The Anadarko Basin Museum of Natural History is located in the old Casa Grande Hotel, which was headquarters for the US Highway 66 Association National Convention on April 27, 1931. Two hundred twenty-five delegates attended the convention and 30,000 people came to watch the parade and rodeo which followed. A live buffalo was killed and served for a banquet that followed.
Listed on the National Register of Historic Places, the hotel was built in the late 1920's and promoted as the only fireproof hotel between Oklahoma City and Amarillo.

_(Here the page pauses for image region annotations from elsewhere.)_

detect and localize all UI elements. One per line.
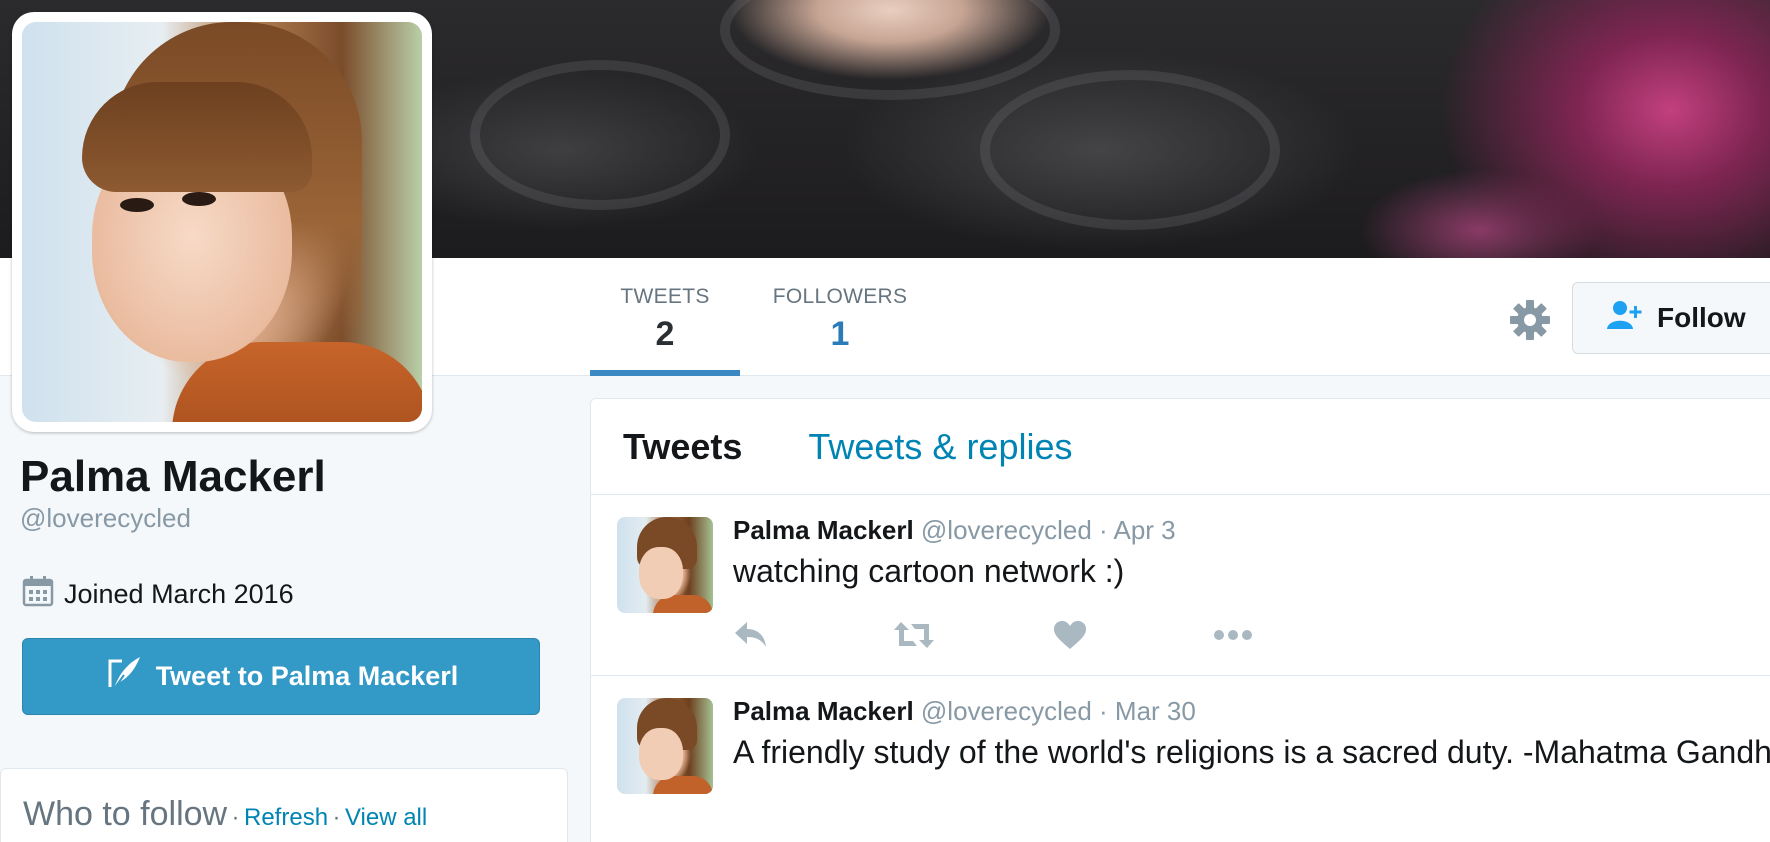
profile-name[interactable]: Palma Mackerl <box>20 452 326 502</box>
banner-pattern <box>720 0 1060 100</box>
tweets-stat-tab[interactable]: TWEETS 2 <box>590 258 740 376</box>
tweet-author-name[interactable]: Palma Mackerl <box>733 696 914 726</box>
banner-pattern <box>980 70 1280 230</box>
separator-dot: · <box>231 804 240 831</box>
gear-icon[interactable] <box>1508 298 1552 342</box>
tweet-author-name[interactable]: Palma Mackerl <box>733 515 914 545</box>
timeline-tabs: Tweets Tweets & replies <box>591 399 1770 495</box>
retweet-icon[interactable] <box>893 615 1053 655</box>
banner-pattern <box>470 60 730 210</box>
more-icon[interactable] <box>1213 615 1373 655</box>
tab-tweets[interactable]: Tweets <box>623 426 742 468</box>
reply-icon[interactable] <box>733 615 893 655</box>
view-all-link[interactable]: View all <box>345 804 427 831</box>
tweet-date[interactable]: · Mar 30 <box>1099 696 1196 726</box>
add-user-icon <box>1607 300 1645 337</box>
tweets-stat-label: TWEETS <box>620 285 710 308</box>
calendar-icon <box>22 575 54 614</box>
tweet-timeline: Tweets Tweets & replies Palma Mackerl @l… <box>590 398 1770 842</box>
joined-date: Joined March 2016 <box>22 575 294 614</box>
tweet-to-button[interactable]: Tweet to Palma Mackerl <box>22 638 540 715</box>
who-to-follow-card: Who to follow · Refresh · View all <box>0 768 568 842</box>
follow-button-label: Follow <box>1657 302 1746 333</box>
followers-stat-tab[interactable]: FOLLOWERS 1 <box>760 258 920 376</box>
tweet-header: Palma Mackerl @loverecycled · Mar 30 <box>733 694 1770 728</box>
tweet-author-handle[interactable]: @loverecycled <box>921 696 1092 726</box>
tweet-actions <box>733 615 1770 655</box>
joined-date-label: Joined March 2016 <box>64 579 294 609</box>
tweet-avatar[interactable] <box>617 517 713 613</box>
heart-icon[interactable] <box>1053 615 1213 655</box>
tweet-avatar[interactable] <box>617 698 713 794</box>
tweets-stat-count: 2 <box>655 315 675 353</box>
tweet-text: A friendly study of the world's religion… <box>733 734 1770 770</box>
profile-avatar[interactable] <box>12 12 432 432</box>
follow-button[interactable]: Follow <box>1572 282 1770 354</box>
profile-page: TWEETS 2 FOLLOWERS 1 Follow Palma Macker… <box>0 0 1770 842</box>
tweet-header: Palma Mackerl @loverecycled · Apr 3 <box>733 513 1770 547</box>
tab-tweets-and-replies[interactable]: Tweets & replies <box>808 426 1072 468</box>
refresh-link[interactable]: Refresh <box>244 804 328 831</box>
quill-icon <box>104 653 144 700</box>
who-to-follow-title: Who to follow <box>23 795 228 833</box>
tweet-item[interactable]: Palma Mackerl @loverecycled · Apr 3 watc… <box>591 495 1770 676</box>
profile-handle[interactable]: @loverecycled <box>20 503 191 534</box>
separator-dot: · <box>332 804 341 831</box>
followers-stat-label: FOLLOWERS <box>772 285 908 308</box>
tweet-text: watching cartoon network :) <box>733 553 1125 589</box>
tweet-to-button-label: Tweet to Palma Mackerl <box>155 661 459 691</box>
tweet-item[interactable]: Palma Mackerl @loverecycled · Mar 30 A f… <box>591 676 1770 842</box>
tweet-author-handle[interactable]: @loverecycled <box>921 515 1092 545</box>
tweet-date[interactable]: · Apr 3 <box>1099 515 1176 545</box>
followers-stat-count: 1 <box>830 315 850 353</box>
profile-photo <box>22 22 422 422</box>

It is also site of one of the world's largest drilling rigs, 181 feet tall, and visible from Interstate 40. It also houses the Route 66 World News, a publication promoting the history and preservation of the nostalgia of the "Mainstreet of America."
The ABMNH has an outstanding collection of minerals, fossils, natural history rocks, petrified wood, Native American pictures, paintings and beadwork, oil & gas memorabilia, art & photographs, oil & gas exploration and production equipment. Our goal is to portray a relationship to Route 66, oil & gas, & to provide an extensive tourist information center.
The regional nature of the museum encompasses a large, natural geologic wonder known as the Anadarko Basin. This basin covers most of the area roughly bounded by Oklahoma City, Anadarko, Amarillo, Guymon, Dodge City, and Blackwell. Some of the deepest natural-gas wells on Earth have been in the Anadarko Basin.
Many hours of labor and the efforts of numerous individuals went into the rehabilitation of the mezzanine.